Fixability measures how easy or hard the fix is. Some findings can be resolved in an hour with a straightforward code change. Others require refactoring a core abstraction that touches dozens of files. Fixability matters because it determines the return on investment: a moderate-severity finding that takes thirty minutes to fix may be more worthwhile than a high-severity finding that requires two weeks of refactoring.
The four-bucket system
Using the three dimensions, you can sort findings into four buckets. Each bucket has a different action plan.
Bucket 1: Fix now. High severity, high likelihood, any fixability. These are findings where the potential impact is severe and the problem is likely to manifest. A SQL injection vulnerability on an active endpoint. An authentication bypass in a publicly accessible controller. An unhandled exception that crashes the service under normal load. Regardless of how hard the fix is, these findings go to the top of the queue because the risk of inaction is too high.
Bucket 2: Quick wins. Low to moderate severity, any likelihood, high fixability. These are findings that are easy to fix and reduce overall noise in the codebase even if they are not critical individually. Removing dead code. Adding missing input validation on a non-critical endpoint. Fixing an inconsistent error message. Each fix takes minutes to hours and makes the codebase incrementally better. Batch these into a cleanup sprint or distribute them across developers as warm-up tasks.

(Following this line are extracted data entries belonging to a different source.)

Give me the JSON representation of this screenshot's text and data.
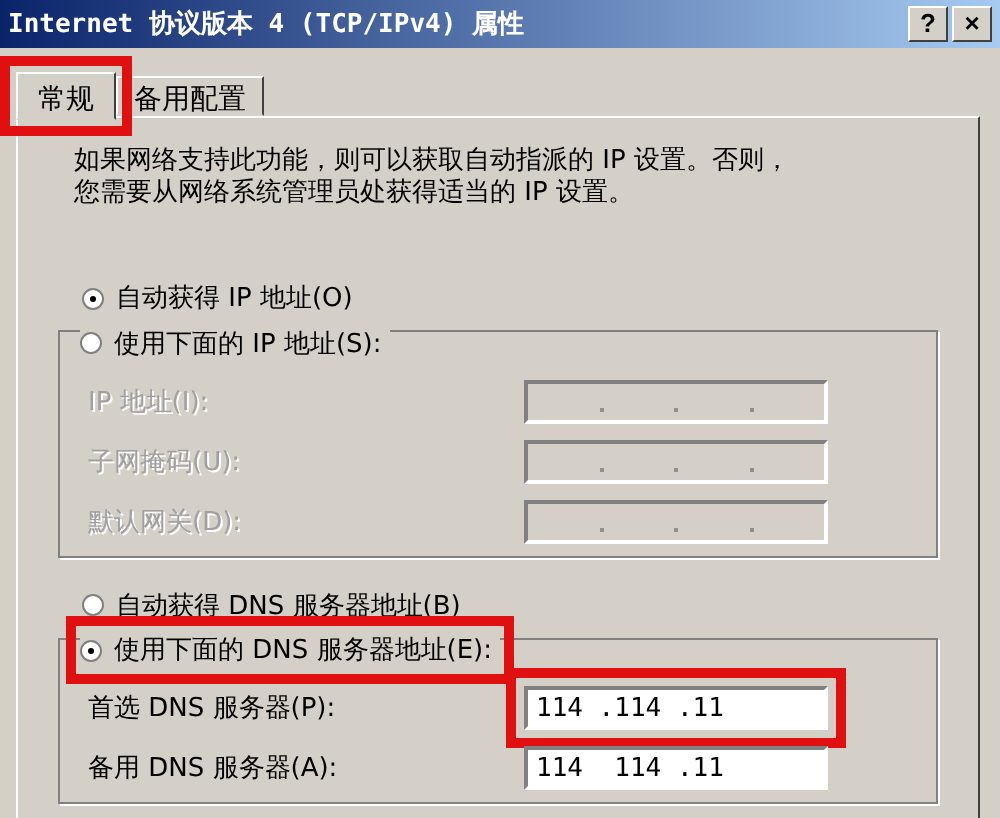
{
  "window": {
    "title": "Internet 协议版本 4 (TCP/IPv4) 属性",
    "buttons": [
      "?",
      "×"
    ]
  },
  "tabs": [
    {
      "label": "常规",
      "selected": true,
      "highlighted": true
    },
    {
      "label": "备用配置",
      "selected": false,
      "highlighted": false
    }
  ],
  "description": [
    "如果网络支持此功能，则可以获取自动指派的 IP 设置。否则，",
    "您需要从网络系统管理员处获得适当的 IP 设置。"
  ],
  "ip_section": {
    "options": [
      {
        "label": "自动获得 IP 地址(O)",
        "selected": true,
        "highlighted": false
      },
      {
        "label": "使用下面的 IP 地址(S):",
        "selected": false,
        "highlighted": false
      }
    ],
    "fields": [
      {
        "label": "IP 地址(I):",
        "disabled": true,
        "highlighted": false
      },
      {
        "label": "子网掩码(U):",
        "disabled": true,
        "highlighted": false
      },
      {
        "label": "默认网关(D):",
        "disabled": true,
        "highlighted": false
      }
    ]
  },
  "dns_section": {
    "options": [
      {
        "label": "自动获得 DNS 服务器地址(B)",
        "selected": false,
        "highlighted": false
      },
      {
        "label": "使用下面的 DNS 服务器地址(E):",
        "selected": true,
        "highlighted": true
      }
    ],
    "fields": [
      {
        "label": "首选 DNS 服务器(P):",
        "value": "114 .114 .11",
        "disabled": false,
        "highlighted": true
      },
      {
        "label": "备用 DNS 服务器(A):",
        "value": "114  114 .11",
        "disabled": false,
        "highlighted": false
      }
    ]
  }
}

Bucket 3: Schedule for later. Moderate to high severity, any likelihood, low fixability. These are real problems, but fixing them is expensive. Refactoring a tightly coupled module. Replacing an insecure-by-default library. Migrating from a deprecated API. These belong on the roadmap as planned work items with clear scoping. The key is to schedule them, not to deprioritise them indefinitely. Findings that stay in the backlog forever are the same as findings that were never made.
Bucket 4: Accept as known risk. Low severity, low likelihood, low fixability. Some findings describe real imperfections that are not worth fixing given the cost. A minor inconsistency in a module that is scheduled for replacement next quarter. A theoretical edge case in a function that processes ten requests a day. Document these as known, accepted risks. This is not the same as ignoring them. It is making an explicit, recorded decision that the cost of fixing exceeds the expected cost of the issue.
How to assess severity
Severity assessment requires thinking about the worst plausible outcome, not the most likely outcome. A finding is high severity if the worst case involves any of the following: data loss or corruption, unauthorised access to sensitive data, service outage affecting users, financial loss, or regulatory non-compliance.

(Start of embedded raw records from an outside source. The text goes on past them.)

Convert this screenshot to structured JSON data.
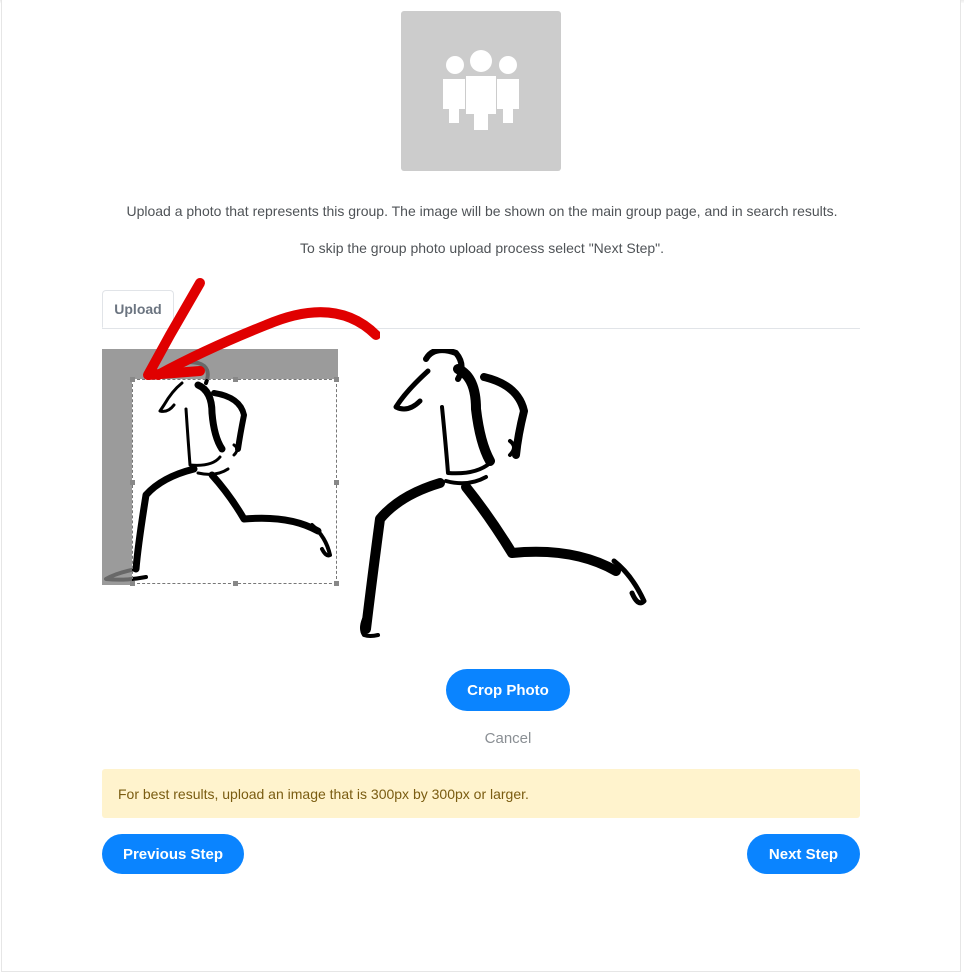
{
  "group_avatar": {
    "icon": "group-people-icon"
  },
  "intro": {
    "line1": "Upload a photo that represents this group. The image will be shown on the main group page, and in search results.",
    "line2": "To skip the group photo upload process select \"Next Step\"."
  },
  "tabs": [
    {
      "label": "Upload"
    }
  ],
  "cropper": {
    "source_image": "runner-sketch",
    "preview_image": "runner-sketch-cropped"
  },
  "actions": {
    "crop_label": "Crop Photo",
    "cancel_label": "Cancel"
  },
  "notice": "For best results, upload an image that is 300px by 300px or larger.",
  "nav": {
    "previous_label": "Previous Step",
    "next_label": "Next Step"
  },
  "colors": {
    "primary": "#0a84ff",
    "notice_bg": "#fff3cd",
    "notice_text": "#7a5c11",
    "annotation_arrow": "#e00000"
  }
}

Medium severity findings include: degraded performance under load, incorrect but non-critical functionality, poor error messages that hinder debugging, or inconsistent behaviour that confuses users without causing harm.
Low severity findings include: code style inconsistencies, dead code that does not affect functionality, naming that is unclear but not misleading, or minor inefficiencies that do not affect user experience.
The key is to be honest about severity and resist the temptation to inflate or deflate. Not everything is critical. Not everything is minor. The value of triage depends on accurate assessment.
How to assess likelihood
Likelihood depends on context. The same code pattern can be high likelihood in one situation and low likelihood in another. Consider these factors:
How often is the code executed? A vulnerability in a function that runs on every request is far more likely to be exploited than one in an admin-only migration script.
How exposed is the code? Code that handles external input (HTTP requests, file uploads, API payloads) has higher likelihood of triggering issues than code that processes internal, validated data.
How obvious is the issue to an attacker? A security vulnerability in a well-known framework pattern (like a default configuration that disables CSRF protection) is more likely to be exploited than a custom implementation with a subtle flaw, simply because attackers check for common patterns first.
What has the incident history been? If you have had production incidents traced to a specific category of issue (e.g., unhandled null values in a particular module), then similar findings in that module are high likelihood based on evidence.
How to assess fixability
Fixability is not just about the technical complexity of the change. It includes the blast radius, the testing burden, and the coordination required.
High fixability: the fix is localised to one file or module, requires no changes to interfaces or APIs, has clear test coverage, and can be reviewed and merged independently. These are changes a developer can make in one sitting.
Medium fixability: the fix touches multiple files, may require updating tests, and needs coordination with another developer or team. These are changes that fit into a sprint as a planned work item.
Low fixability: the fix requires changing a core abstraction, affects multiple consumers, may require database migration, involves cross-team coordination, or cannot be done without a feature flag or staged rollout. These are changes that need their own project plan.
Estimating fixability accurately is critical for practical prioritisation. A finding that looks moderate-severity but is highly fixable often delivers more value per hour of engineering time than a critical finding that requires months of coordinated refactoring.
Building the prioritised list
Once you have assessed every finding across the three dimensions, the prioritised list builds itself. Start with Bucket 1 – the must-fix items. Then list the Bucket 2 quick wins. Then scope and schedule the Bucket 3 items. Then document the Bucket 4 accepted risks.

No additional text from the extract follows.